Phoebe negó con la cabeza.
– Tú misma deberías haber acudido a la policía -le dijo-. A mí me parece que ese desgraciado te ha estafado.
– No -dijo cansadamente Diana, mirándose las manos-, no era un estafador. Invertí en un negocio que él dirigía, todo muy legítimo y en regla. Pero el dichoso negocio ha quebrado y mi dinero se ha ido con él. Mirando atrás, debí estar loca, pero la idea me pareció muy buena entonces. Podría haber revolucionado el diseño de interiores si hubiese funcionado.
– ¿Por qué diablos no nos hablaste de ello?
– Lo hubiera hecho, pero surgió durante esa semana de enero, cuando ambas estabais fuera y yo me quedé aquí para defender la fortaleza. Apareció otro posible socio en el último momento y me dieron veinticuatro horas para decidirme. Cuando llegasteis, ya casi me había olvidado del tema; después, las cosas empezaron a torcerse y decidí guardar silencio. No os lo estaría diciendo ahora si la policía no lo hubiese descubierto.
– ¿Qué negocio era?
Diana refunfuñó.
– Os reiréis.
– No, no lo haremos.
Les lanzó una mirada feroz.
– Os estrangularé si lo hacéis.
– No lo haremos.
– Radiadores transparentes -dijo.
El mirón del jardín se estaba masturbando en el éxtasis de la emoción del voyeur. Cuántas veces había espiado aquellos coños, se había alimentado de ellos, los había visto al desnudo. Una vez se había arrastrado como un bicho hasta la casa. Su mano se movía con frenesí creciente hasta que, con escalofríos convulsos, llegó al punto culminante en su pañuelo. Se llevó la tela empapada a la cara para amortiguar sus risitas.
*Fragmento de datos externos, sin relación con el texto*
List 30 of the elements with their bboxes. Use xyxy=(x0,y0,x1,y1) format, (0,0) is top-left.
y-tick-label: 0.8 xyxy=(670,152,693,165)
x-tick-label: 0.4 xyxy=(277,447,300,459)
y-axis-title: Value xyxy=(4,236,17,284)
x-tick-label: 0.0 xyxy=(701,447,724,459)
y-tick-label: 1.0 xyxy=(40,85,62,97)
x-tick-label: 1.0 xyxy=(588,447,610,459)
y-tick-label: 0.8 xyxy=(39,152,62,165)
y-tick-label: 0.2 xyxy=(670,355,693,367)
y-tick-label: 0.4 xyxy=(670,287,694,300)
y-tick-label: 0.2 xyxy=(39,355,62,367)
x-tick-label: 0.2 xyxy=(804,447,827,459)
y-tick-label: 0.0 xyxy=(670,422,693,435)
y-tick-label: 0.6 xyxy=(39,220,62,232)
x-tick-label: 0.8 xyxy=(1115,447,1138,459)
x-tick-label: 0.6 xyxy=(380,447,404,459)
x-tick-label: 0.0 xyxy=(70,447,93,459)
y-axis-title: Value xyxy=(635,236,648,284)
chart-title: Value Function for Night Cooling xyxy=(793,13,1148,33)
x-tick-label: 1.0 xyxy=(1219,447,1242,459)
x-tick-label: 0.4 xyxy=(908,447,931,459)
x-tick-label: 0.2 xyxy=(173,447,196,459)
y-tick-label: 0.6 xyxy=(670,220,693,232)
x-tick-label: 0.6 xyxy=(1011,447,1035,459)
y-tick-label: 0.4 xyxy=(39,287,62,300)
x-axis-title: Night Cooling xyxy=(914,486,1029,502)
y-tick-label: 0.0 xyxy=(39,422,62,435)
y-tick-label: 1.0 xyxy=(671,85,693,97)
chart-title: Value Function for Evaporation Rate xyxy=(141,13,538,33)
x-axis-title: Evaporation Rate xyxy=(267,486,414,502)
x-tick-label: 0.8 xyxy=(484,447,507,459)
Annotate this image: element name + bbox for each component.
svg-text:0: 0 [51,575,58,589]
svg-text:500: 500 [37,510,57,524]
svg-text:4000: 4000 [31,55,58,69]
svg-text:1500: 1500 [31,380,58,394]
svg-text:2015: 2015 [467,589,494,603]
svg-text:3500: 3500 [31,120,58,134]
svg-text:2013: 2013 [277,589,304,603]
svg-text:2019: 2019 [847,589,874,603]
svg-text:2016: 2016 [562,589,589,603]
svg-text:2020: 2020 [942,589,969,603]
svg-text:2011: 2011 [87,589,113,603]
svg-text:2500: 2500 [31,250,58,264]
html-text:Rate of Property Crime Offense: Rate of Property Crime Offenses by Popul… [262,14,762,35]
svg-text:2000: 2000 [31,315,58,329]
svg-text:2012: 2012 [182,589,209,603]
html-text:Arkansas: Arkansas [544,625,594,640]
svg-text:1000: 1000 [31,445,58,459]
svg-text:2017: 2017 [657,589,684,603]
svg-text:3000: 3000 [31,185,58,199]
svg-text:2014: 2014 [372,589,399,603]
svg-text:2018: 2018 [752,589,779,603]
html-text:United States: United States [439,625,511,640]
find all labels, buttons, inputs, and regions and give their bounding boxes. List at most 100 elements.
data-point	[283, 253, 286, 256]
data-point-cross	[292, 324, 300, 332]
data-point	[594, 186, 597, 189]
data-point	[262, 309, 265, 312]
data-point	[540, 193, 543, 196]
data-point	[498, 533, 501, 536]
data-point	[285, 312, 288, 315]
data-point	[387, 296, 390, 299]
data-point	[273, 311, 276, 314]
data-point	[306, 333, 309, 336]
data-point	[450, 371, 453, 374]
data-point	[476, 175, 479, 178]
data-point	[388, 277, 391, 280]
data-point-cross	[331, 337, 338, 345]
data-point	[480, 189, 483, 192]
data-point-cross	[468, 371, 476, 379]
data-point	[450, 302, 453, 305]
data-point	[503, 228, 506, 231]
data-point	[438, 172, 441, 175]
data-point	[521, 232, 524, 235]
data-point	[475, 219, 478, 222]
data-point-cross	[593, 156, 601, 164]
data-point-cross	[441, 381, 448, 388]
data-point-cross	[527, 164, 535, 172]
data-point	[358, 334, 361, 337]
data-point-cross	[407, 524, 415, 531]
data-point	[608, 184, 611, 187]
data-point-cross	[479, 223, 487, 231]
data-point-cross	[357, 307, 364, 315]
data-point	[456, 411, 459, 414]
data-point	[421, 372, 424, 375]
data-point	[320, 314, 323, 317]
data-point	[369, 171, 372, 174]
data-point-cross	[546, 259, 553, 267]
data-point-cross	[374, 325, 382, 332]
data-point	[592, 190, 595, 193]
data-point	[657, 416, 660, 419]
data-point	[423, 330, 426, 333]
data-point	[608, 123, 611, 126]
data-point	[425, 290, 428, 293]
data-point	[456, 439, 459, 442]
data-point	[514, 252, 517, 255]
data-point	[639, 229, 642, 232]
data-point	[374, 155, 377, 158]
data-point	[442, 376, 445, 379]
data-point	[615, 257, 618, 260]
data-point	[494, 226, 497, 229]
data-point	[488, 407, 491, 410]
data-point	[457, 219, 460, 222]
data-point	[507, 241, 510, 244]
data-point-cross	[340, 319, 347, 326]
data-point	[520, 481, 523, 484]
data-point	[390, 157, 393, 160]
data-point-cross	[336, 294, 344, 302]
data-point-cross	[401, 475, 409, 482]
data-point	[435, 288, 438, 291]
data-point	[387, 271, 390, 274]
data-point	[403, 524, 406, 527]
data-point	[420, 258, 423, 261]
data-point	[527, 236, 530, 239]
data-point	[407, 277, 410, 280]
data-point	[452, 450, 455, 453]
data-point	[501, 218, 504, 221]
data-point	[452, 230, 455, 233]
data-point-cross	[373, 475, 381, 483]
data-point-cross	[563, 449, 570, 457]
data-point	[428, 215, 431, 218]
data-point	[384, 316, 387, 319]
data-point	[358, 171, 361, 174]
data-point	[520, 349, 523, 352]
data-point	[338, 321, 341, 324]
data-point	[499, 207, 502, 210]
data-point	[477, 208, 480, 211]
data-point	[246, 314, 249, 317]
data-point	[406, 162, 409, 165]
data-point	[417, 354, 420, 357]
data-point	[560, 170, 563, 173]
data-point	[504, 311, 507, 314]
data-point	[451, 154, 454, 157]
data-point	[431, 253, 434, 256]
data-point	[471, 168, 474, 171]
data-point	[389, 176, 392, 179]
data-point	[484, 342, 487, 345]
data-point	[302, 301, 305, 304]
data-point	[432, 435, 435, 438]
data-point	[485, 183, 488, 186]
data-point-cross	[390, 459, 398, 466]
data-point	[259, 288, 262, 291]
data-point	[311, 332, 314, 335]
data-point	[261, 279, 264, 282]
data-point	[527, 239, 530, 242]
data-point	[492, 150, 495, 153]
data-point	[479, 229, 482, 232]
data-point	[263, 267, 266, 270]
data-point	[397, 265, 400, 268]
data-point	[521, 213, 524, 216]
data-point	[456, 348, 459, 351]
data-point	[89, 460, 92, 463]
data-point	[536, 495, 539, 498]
– Me voy a la cama -dijo Anne, dejando su vaso en la bandeja con el exagerado cuidado de una persona achispada-. Aparte de todo, estoy trompa. Me ofrezco voluntaria para lavar los vasos por la mañana, pero esta noche ya no estoy para juegos. Lo rompería todo -explicó seriamente.
– ¿Ha comido algo esta tarde, señorita Cattrell? -la regañó Molly.
– Ni un bocado.
Molly murmuró enojada.
– Tendré unas palabras con ese inspector por la mañana. Vaya manera de tratar a la gente.
Anne se detuvo de camino a la puerta.
– Me trajeron un emparedado de ternera en conserva -dijo para ser completamente justa-. No me apeteció. Hay algo raro en la ternera en conserva -pensó durante un instante-. Es la textura. Es fresca, pero deleznable. Me recuerda a la mierda de perro. -Y se fue haciendo un saludo con la mano.
Diana, que estaba observando la cara de Molly, se puso el vaso delante de la boca para esconder su sonrisa. Incluso tras ocho años de enfrentarse al despreocupado bombardeo de Anne, la susceptibilidad de Molly todavía se escandalizaba muy fácilmente.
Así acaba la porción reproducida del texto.